The Memorial Bridge, locally known as the toll bridge, crosses the Ohio River connecting Belpre, Ohio and Parkersburg, West Virginia. The bridge is an alternate route to access U.S. Route 50 in Ohio from central Parkersburg. Constructed and formerly owned by the City of Parkersburg, the bridge was purchased in 2022 by Parkersburg Bridge Partners, a private entity that is a subsidiary of Colorado-based United Bridge Partners.

While some internal WVDOT documents refer to the bridge as West Virginia Route 140, the number is not signed nor shown on state-issued maps.

The bridge was completed c. 1954, and is of a steel through truss design, a combination of two camelback-Warren through trusses, and a 3-span cantilevered Warren through truss. It accommodates two lanes of traffic, one in either direction.

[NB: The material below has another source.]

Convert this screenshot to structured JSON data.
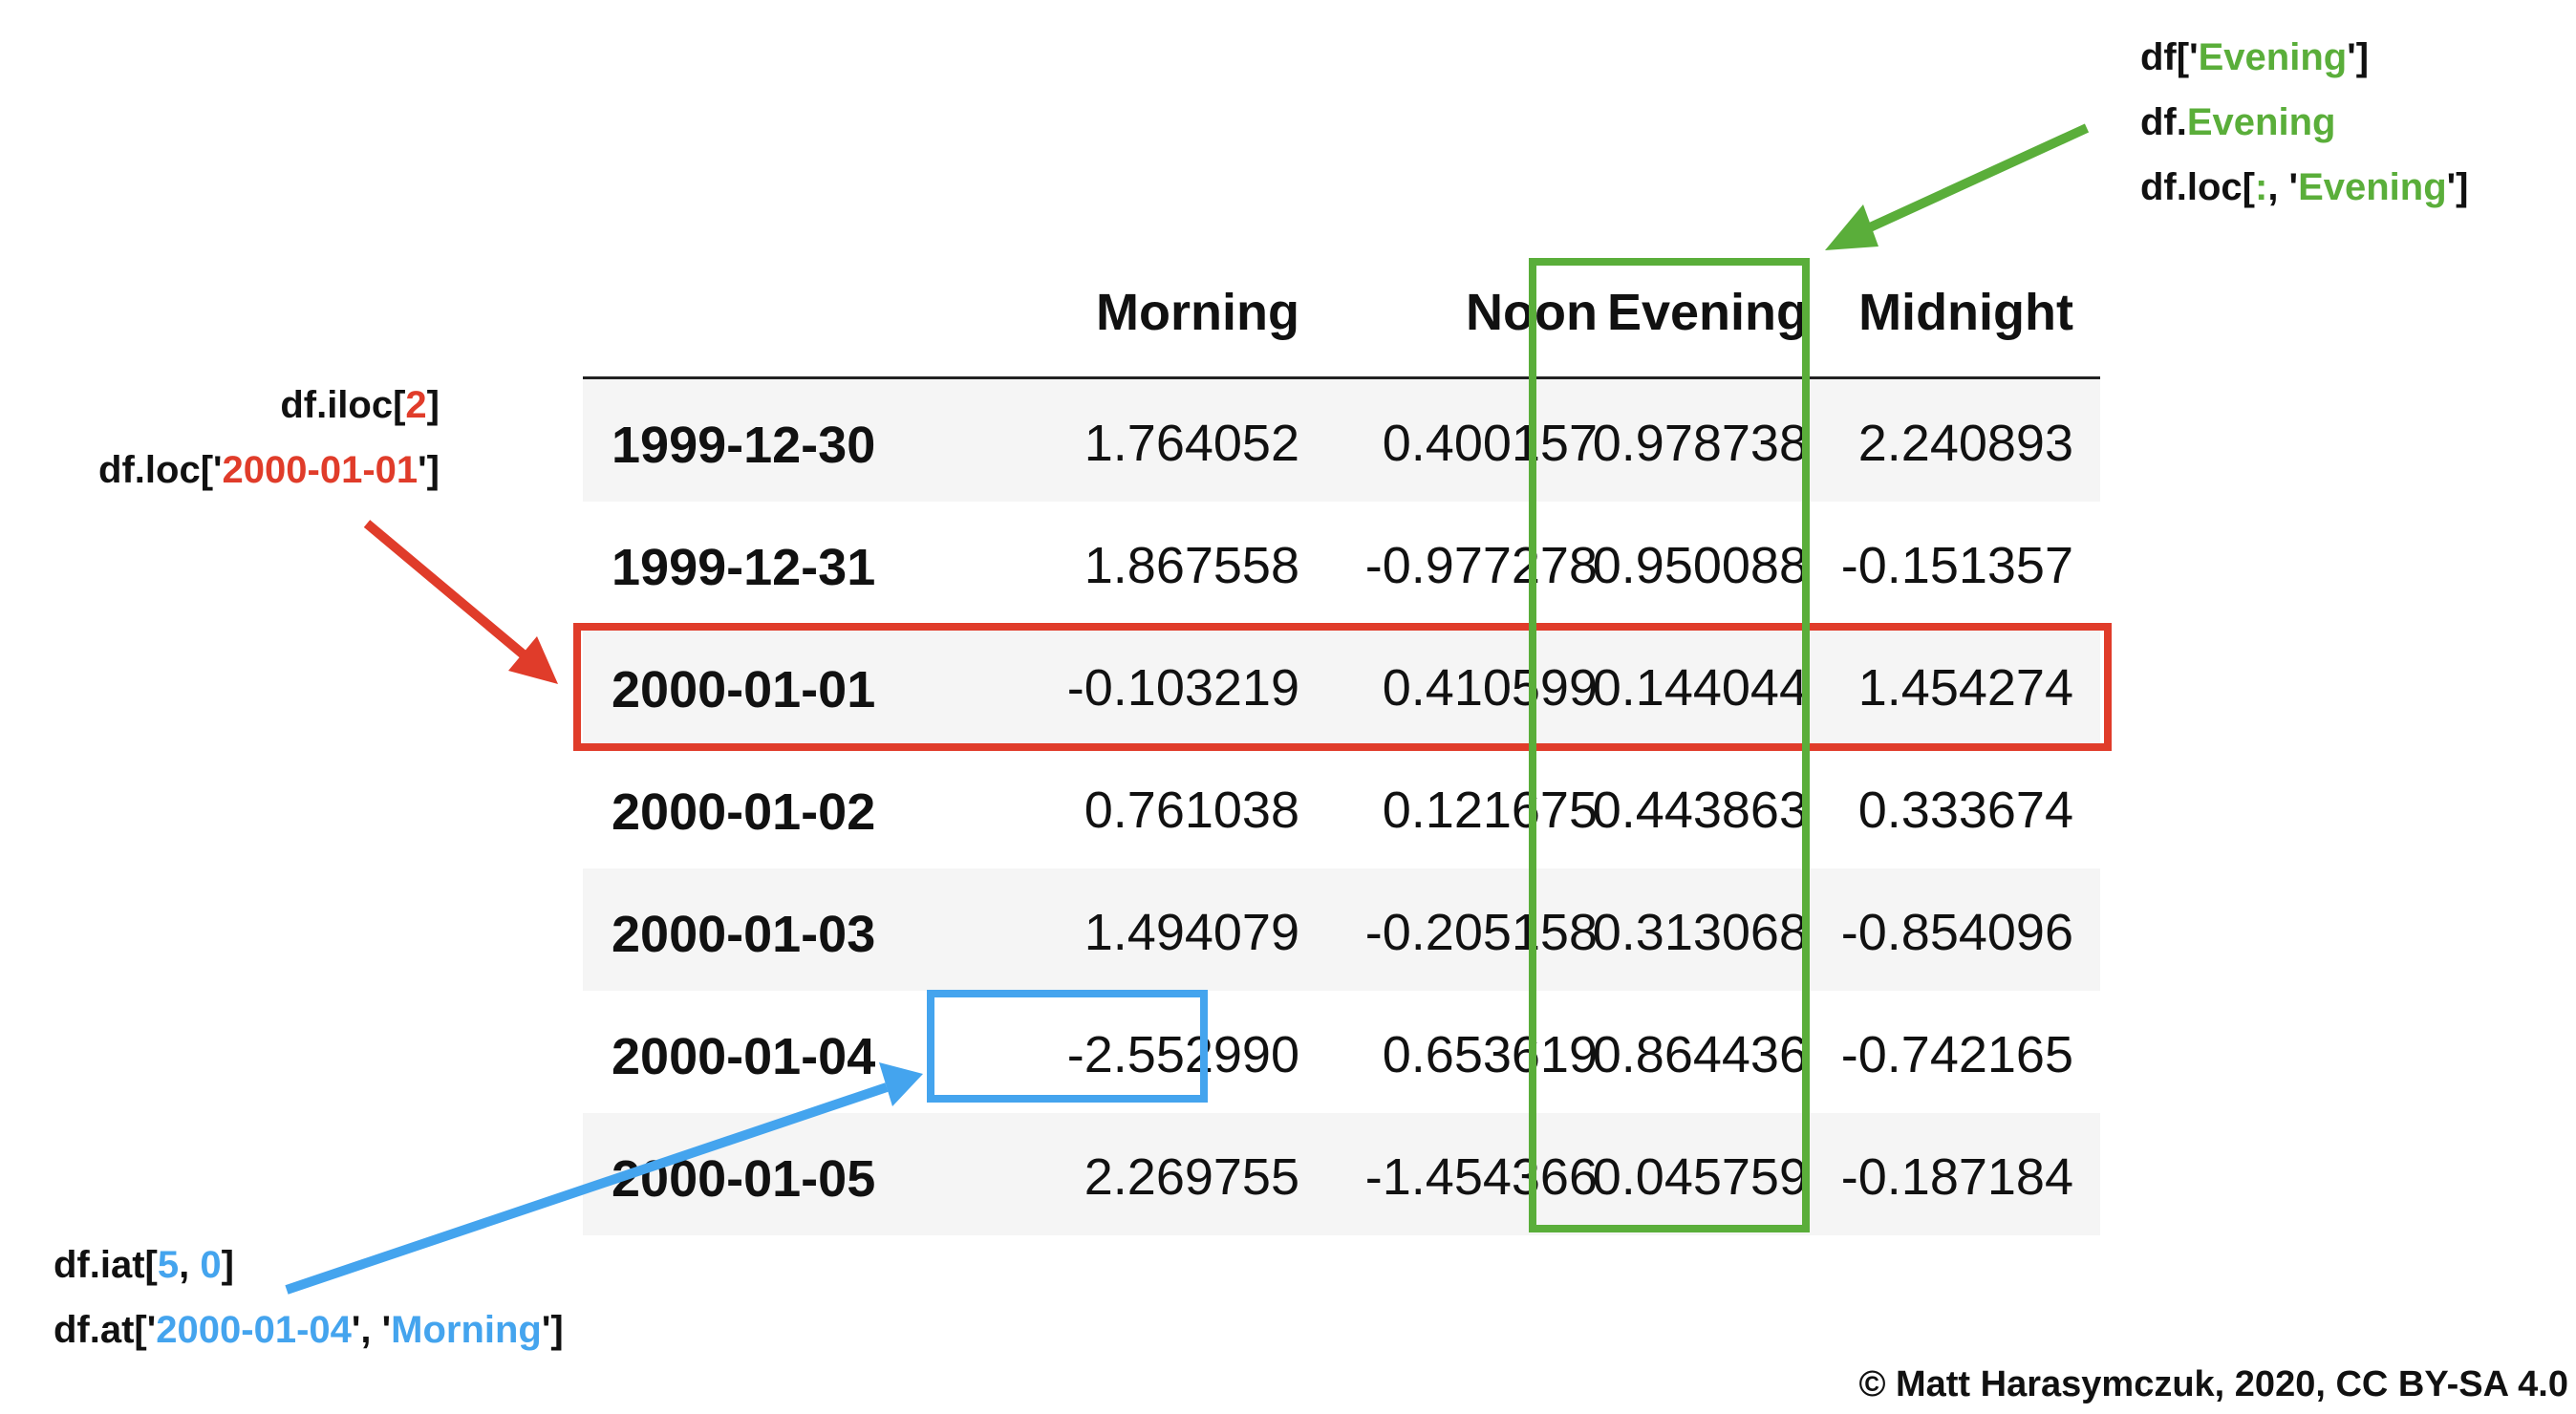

This bridge used to have a toll for passenger cars of $0.50; travelers also used to purchase tickets to reduce the toll from $0.50 to $0.40 per trip when $2.00 worth was purchased. There were no automatic lanes and E-ZPass was not accepted. As part of the sale and rehabilitation work on the bridge in 2022–23, the toll plaza was replaced by an electronic tolling gantry compatible with E-ZPass or MovPass, a sticker transponder valid with E-ZPass systems that have the capability to read it.

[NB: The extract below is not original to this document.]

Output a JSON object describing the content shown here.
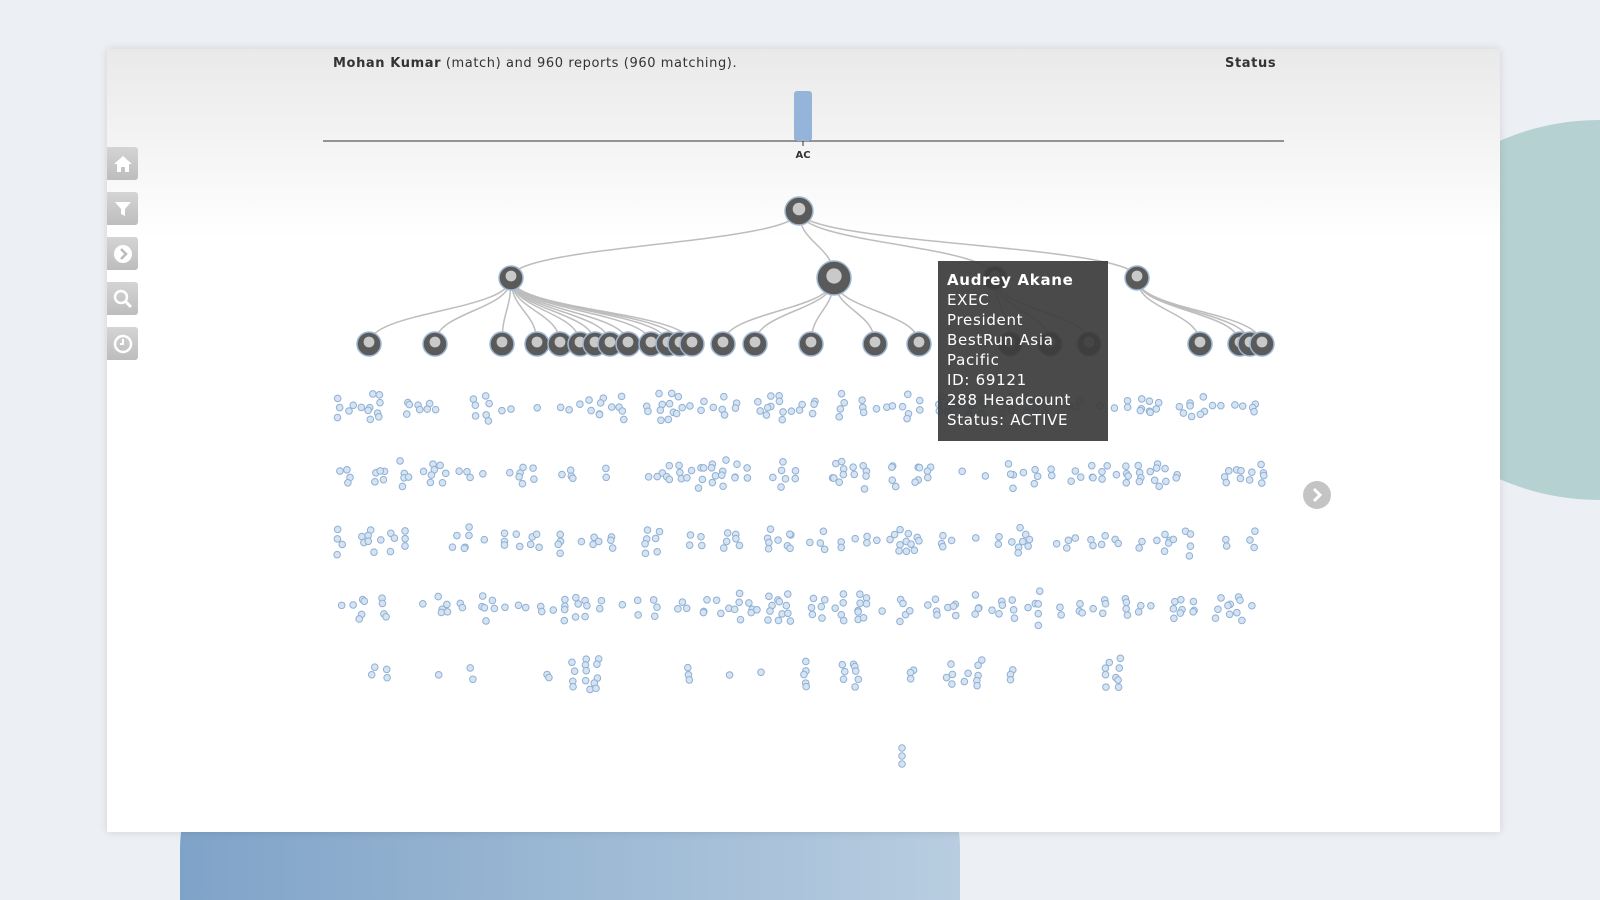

As of August 18, 2022, the bridge had been closed to all traffic indefinitely while a project to make improvements to the bridge was underway. Previously the bridge was reduced to one-way traffic during these improvements, but many vehicles were violating this by going around barriers which prompted the bridge partners to close it for safety of workers. As of August 31, 2023, the bridge was reopened to all traffic.